L’essentiel de notre communication se faisant sur Mastodon nous pensons déménager sur une instance spécialisée pour les indépendant·es du livre nommée lire.im, mais cela attendra d’avoir un peu de trésorerie. Nous pensons également que la fédération est importante pour les petites maisons d’édition et la décarbonation du livre, et nous sommes heureux·ses que les premières assises de l’édition indépendante aient eu lieu en ce début d’année 2023, débouchant sur la création de la FÉDération des Éditions Indépendantes (FÉDÉI).

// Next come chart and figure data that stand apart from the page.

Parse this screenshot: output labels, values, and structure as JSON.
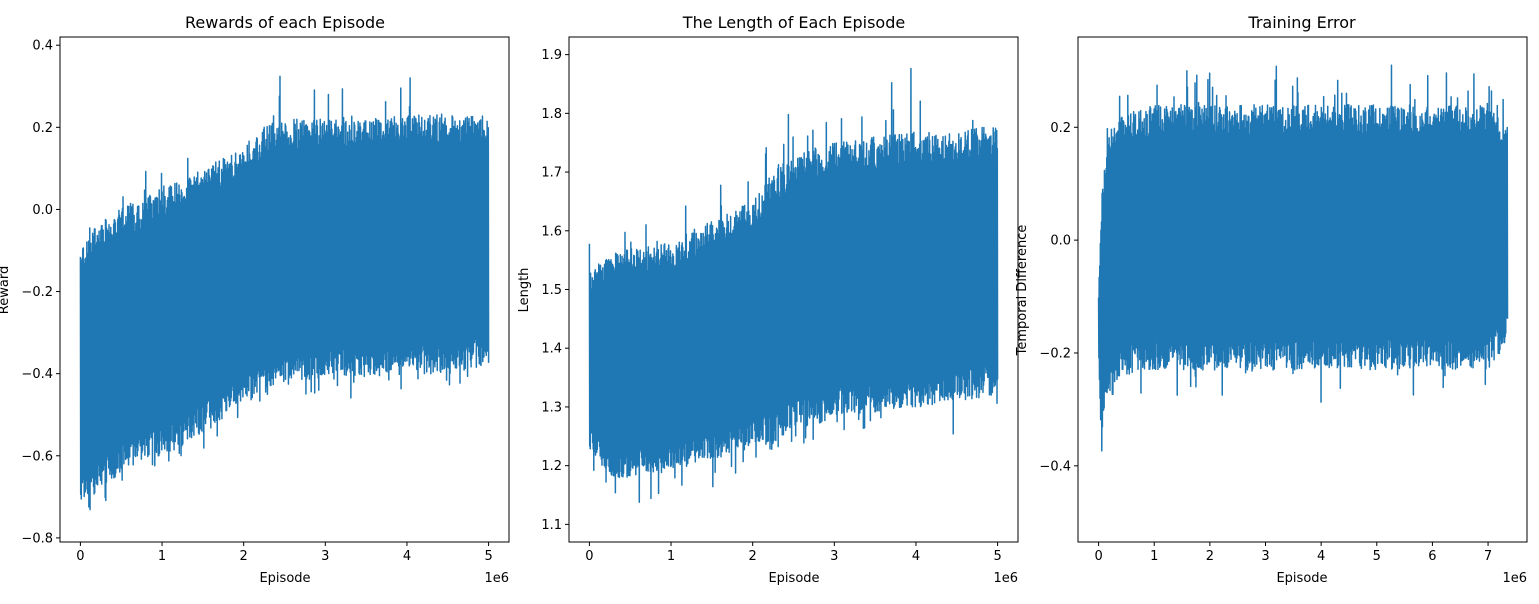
{
  "chart_data": [
    {
      "type": "line",
      "title": "Rewards of each Episode",
      "xlabel": "Episode",
      "ylabel": "Reward",
      "x_offset_label": "1e6",
      "xlim": [
        -0.25,
        5.25
      ],
      "ylim": [
        -0.81,
        0.42
      ],
      "xticks": [
        0,
        1,
        2,
        3,
        4,
        5
      ],
      "yticks": [
        -0.8,
        -0.6,
        -0.4,
        -0.2,
        0.0,
        0.2,
        0.4
      ],
      "xtick_labels": [
        "0",
        "1",
        "2",
        "3",
        "4",
        "5"
      ],
      "ytick_labels": [
        "−0.8",
        "−0.6",
        "−0.4",
        "−0.2",
        "0.0",
        "0.2",
        "0.4"
      ],
      "color": "#1f77b4",
      "grid": false,
      "envelope": {
        "x": [
          0.0,
          0.25,
          0.5,
          1.0,
          1.5,
          2.0,
          2.25,
          2.5,
          3.0,
          3.5,
          4.0,
          4.5,
          5.0
        ],
        "upper": [
          -0.1,
          -0.02,
          0.0,
          0.06,
          0.1,
          0.15,
          0.2,
          0.22,
          0.22,
          0.22,
          0.23,
          0.23,
          0.23
        ],
        "lower": [
          -0.72,
          -0.68,
          -0.64,
          -0.6,
          -0.55,
          -0.46,
          -0.44,
          -0.42,
          -0.41,
          -0.41,
          -0.4,
          -0.4,
          -0.38
        ],
        "upper_peak": [
          -0.09,
          0.04,
          0.06,
          0.14,
          0.15,
          0.2,
          0.21,
          0.36,
          0.3,
          0.3,
          0.32,
          0.33,
          0.33
        ],
        "lower_peak": [
          -0.73,
          -0.75,
          -0.69,
          -0.62,
          -0.6,
          -0.5,
          -0.46,
          -0.44,
          -0.46,
          -0.48,
          -0.46,
          -0.48,
          -0.44
        ]
      }
    },
    {
      "type": "line",
      "title": "The Length of Each Episode",
      "xlabel": "Episode",
      "ylabel": "Length",
      "x_offset_label": "1e6",
      "xlim": [
        -0.25,
        5.25
      ],
      "ylim": [
        1.07,
        1.93
      ],
      "xticks": [
        0,
        1,
        2,
        3,
        4,
        5
      ],
      "yticks": [
        1.1,
        1.2,
        1.3,
        1.4,
        1.5,
        1.6,
        1.7,
        1.8,
        1.9
      ],
      "xtick_labels": [
        "0",
        "1",
        "2",
        "3",
        "4",
        "5"
      ],
      "ytick_labels": [
        "1.1",
        "1.2",
        "1.3",
        "1.4",
        "1.5",
        "1.6",
        "1.7",
        "1.8",
        "1.9"
      ],
      "color": "#1f77b4",
      "grid": false,
      "envelope": {
        "x": [
          0.0,
          0.25,
          0.5,
          1.0,
          1.5,
          2.0,
          2.25,
          2.5,
          3.0,
          3.5,
          4.0,
          4.5,
          5.0
        ],
        "upper": [
          1.53,
          1.56,
          1.57,
          1.58,
          1.62,
          1.65,
          1.7,
          1.73,
          1.75,
          1.76,
          1.77,
          1.77,
          1.78
        ],
        "lower": [
          1.23,
          1.18,
          1.18,
          1.19,
          1.21,
          1.23,
          1.24,
          1.26,
          1.28,
          1.29,
          1.3,
          1.31,
          1.32
        ],
        "upper_peak": [
          1.6,
          1.63,
          1.62,
          1.63,
          1.68,
          1.71,
          1.76,
          1.82,
          1.83,
          1.86,
          1.88,
          1.89,
          1.8
        ],
        "lower_peak": [
          1.2,
          1.16,
          1.11,
          1.15,
          1.15,
          1.2,
          1.22,
          1.22,
          1.25,
          1.26,
          1.24,
          1.24,
          1.26
        ]
      }
    },
    {
      "type": "line",
      "title": "Training Error",
      "xlabel": "Episode",
      "ylabel": "Temporal Difference",
      "x_offset_label": "1e6",
      "xlim": [
        -0.37,
        7.7
      ],
      "ylim": [
        -0.535,
        0.36
      ],
      "xticks": [
        0,
        1,
        2,
        3,
        4,
        5,
        6,
        7
      ],
      "yticks": [
        -0.4,
        -0.2,
        0.0,
        0.2
      ],
      "xtick_labels": [
        "0",
        "1",
        "2",
        "3",
        "4",
        "5",
        "6",
        "7"
      ],
      "ytick_labels": [
        "−0.4",
        "−0.2",
        "0.0",
        "0.2"
      ],
      "color": "#1f77b4",
      "grid": false,
      "envelope": {
        "x": [
          0.0,
          0.04,
          0.1,
          0.2,
          0.4,
          1.0,
          2.0,
          3.0,
          4.0,
          5.0,
          6.0,
          7.0,
          7.35
        ],
        "upper": [
          -0.1,
          0.05,
          0.14,
          0.2,
          0.22,
          0.24,
          0.24,
          0.24,
          0.24,
          0.24,
          0.24,
          0.24,
          0.2
        ],
        "lower": [
          -0.2,
          -0.38,
          -0.3,
          -0.26,
          -0.24,
          -0.23,
          -0.23,
          -0.23,
          -0.23,
          -0.23,
          -0.23,
          -0.23,
          -0.18
        ],
        "upper_peak": [
          0.0,
          0.14,
          0.17,
          0.26,
          0.29,
          0.3,
          0.3,
          0.32,
          0.32,
          0.32,
          0.32,
          0.33,
          0.26
        ],
        "lower_peak": [
          -0.3,
          -0.5,
          -0.35,
          -0.28,
          -0.27,
          -0.28,
          -0.28,
          -0.28,
          -0.29,
          -0.29,
          -0.28,
          -0.28,
          -0.25
        ]
      }
    }
  ]
}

Nous comptons ainsi rejoindre l’association normande des maisons d’édition indépendantes la Fabrique ô Livres, dès la parution de notre premier recueil.
Enfin, si nous allons utiliser majoritairement ce blog pour vous tenir au courant des actualités, nous aimerions mettre en place un moyen pour que vous puissiez vous inscrire à une infolettre, que nous utiliserions exclusivement pour vous tenir au courant des lancements de campagnes de financement participatif (question d’éviter d’alourdir exagérément vos boîtes mail).
Et c’est tout pour cette première (longue) note de blog. Nous vous souhaitons de bonnes lectures ainsi que d’inspirantes séances d’écriture.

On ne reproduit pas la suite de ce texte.